Deborah Madison (NM)
Chef and writer Deborah Madison is one of Chefs Collaborative’s founding Members. Our founders acknowledged their leadership in the celebration of food, and they recognized the impact of food choices on our collective personal health, on the vitality of cultures and on the integrity of the global environment.
Everyone who loves to cook has a copy of Deborah Madison’s 1997 mega-bestseller “Vegetarian Cooking for Everyone” (and the more recently updated “New Vegetarian Cooking for Everyone”) in their cookbook library. She turbo-charged the vegetarian movement while expanding every food lovers’ understanding of the deliciousness of plant-based dishes. And Deborah was there at the start of Chefs Collaborative.
“When I came home from the very first Chefs Collaborative meeting in Hawaii, I was pretty excited,” she recalls. “This was the first chefs group that cared about locally grown food.” A cook at Chez Panisse for two years before opening San Francisco’s Greens Restaurant in 1979, Deborah offered a farm-driven menu with produce from the restaurant’s own nearby farm, Green Gulch. She later opened Café Escalera in Santa Fe with Chez Panisse chef, David Tanis.
By the first Chefs Collaborative meeting in Hawaii, Deborah had left restaurants to be a writer and food activist, managing Santa Fe’s local farmers market and working on local food issues. Eager to start a Chefs Collaborative chapter in Santa Fe, she tried to bring the local chefs together for a meeting. But hardly any chefs came. They were too busy. “Promoting a sustainable local food system was such a new idea then,” she says with a laugh. “I did manage, eventually, to create an event that connected Santa Fe chefs with local farmers. Both groups work long hours at opposite ends of the day, so it wasn’t easy. But when they came together, they had so much in common. They clicked.”

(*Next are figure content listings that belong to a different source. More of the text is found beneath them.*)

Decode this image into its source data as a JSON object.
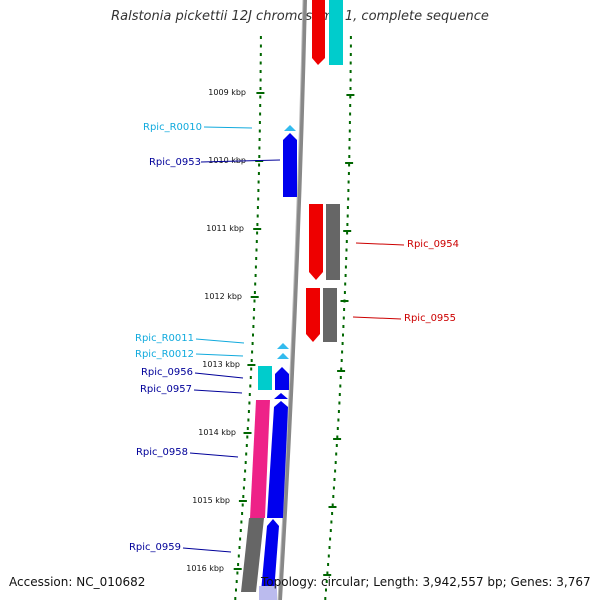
{
  "title": "Ralstonia pickettii 12J chromosome 1, complete sequence",
  "footer": {
    "accession": "Accession: NC_010682",
    "topology": "Topology: circular; Length: 3,942,557 bp; Genes: 3,767"
  },
  "scale_labels": [
    "1009 kbp",
    "1010 kbp",
    "1011 kbp",
    "1012 kbp",
    "1013 kbp",
    "1014 kbp",
    "1015 kbp",
    "1016 kbp"
  ],
  "colors": {
    "forward_cds": "#0000ee",
    "forward_rna": "#33bbee",
    "reverse_cds": "#ee0000",
    "cyan_block": "#00cccc",
    "gray_block": "#666666",
    "pink_block": "#ee2288",
    "label_blue": "#000099",
    "label_cyan": "#11aadd",
    "label_red": "#cc0000",
    "tick_green": "#006600"
  },
  "genes": [
    {
      "name": "Rpic_R0010",
      "strand": "forward",
      "type": "rna"
    },
    {
      "name": "Rpic_0953",
      "strand": "forward",
      "type": "cds"
    },
    {
      "name": "Rpic_0954",
      "strand": "reverse",
      "type": "cds"
    },
    {
      "name": "Rpic_0955",
      "strand": "reverse",
      "type": "cds"
    },
    {
      "name": "Rpic_R0011",
      "strand": "forward",
      "type": "rna"
    },
    {
      "name": "Rpic_R0012",
      "strand": "forward",
      "type": "rna"
    },
    {
      "name": "Rpic_0956",
      "strand": "forward",
      "type": "cds"
    },
    {
      "name": "Rpic_0957",
      "strand": "forward",
      "type": "cds"
    },
    {
      "name": "Rpic_0958",
      "strand": "forward",
      "type": "cds"
    },
    {
      "name": "Rpic_0959",
      "strand": "forward",
      "type": "cds"
    }
  ]
}
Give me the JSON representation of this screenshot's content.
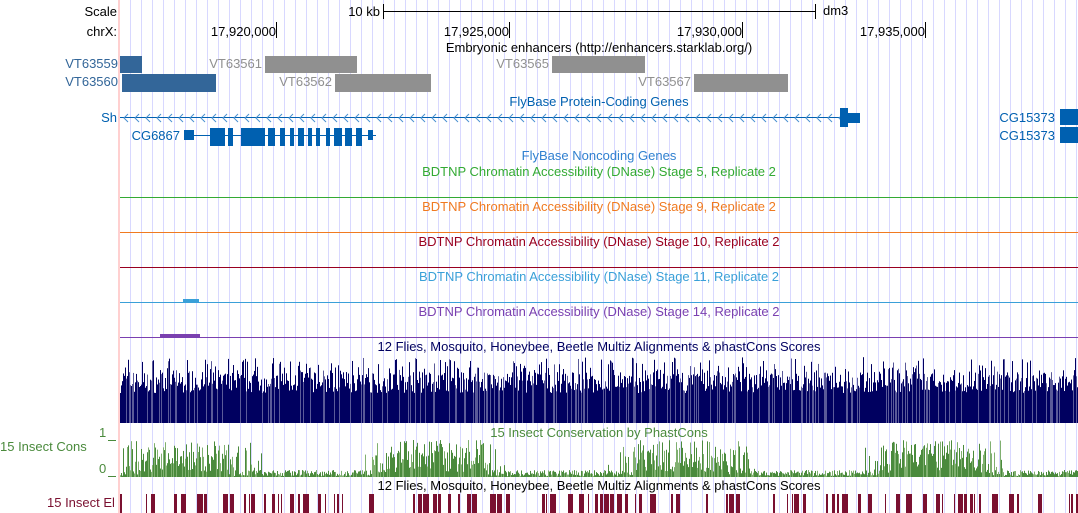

One of the few chefs who were involved in the early Chefs Collaborative was Lynn Walters, who had The Natural Café in Santa Fe at that time. She also worked with our school cafeterias and their cooks. Her theory was that if children understood good, healthy food, they’d want more of it. And she was right. Her program ‘Cooking with Kids’ is still going strong after 23 years. “It’s not specifically about teaching kids to cook but about engaging the whole community in good, healthy food. If someone’s father is good at making pasta, he’ll show the kids how to make it.”
Chefs Collaborative continues to do great work in New Mexico. “The other night I went to a Meat Matters dinner in Albuquerque co-hosted by Stephanie Cameron, co-publisher of Edible New Mexico. It was such a good program, so much valuable information. I don’t eat a lot of meat, but I am on the board of the Southwest Grass-fed Livestock Alliance and appreciate that we need animals to manage rangeland properly. These ranchers are working very hard to put water back on the land and to bring back native grasses.
“What’s up with me? After attending Grain School in Colorado last January, I’ve been experimenting with ancient grains and sourdough bread baking. I’m milling my own grains and I just planted a plot of Turkey Red and another of Sonoran White. A group of us are doing this and hope to see some good alternative grains become available locally.”
Deborah’s most recent cookbook, “In My Kitchen,” which came out in 2017, is her 14th and last cookbook. “My interests now lay with issues of biodiversity, seasonal and local eating, farmers markets, small and mid-scale farming, farmers and ranchers, gardens and gardeners.”
She’s stayed involved with Slow Food and served on the board of the Seed Savers Exchange and was a co-director of the Monte del Sol Edible Kitchen Garden in Santa Fe, New Mexico, and presently mentors a young woman in cooking from that school.
“Chefs Collaborative’s mission still resonates loud and clear!” she says.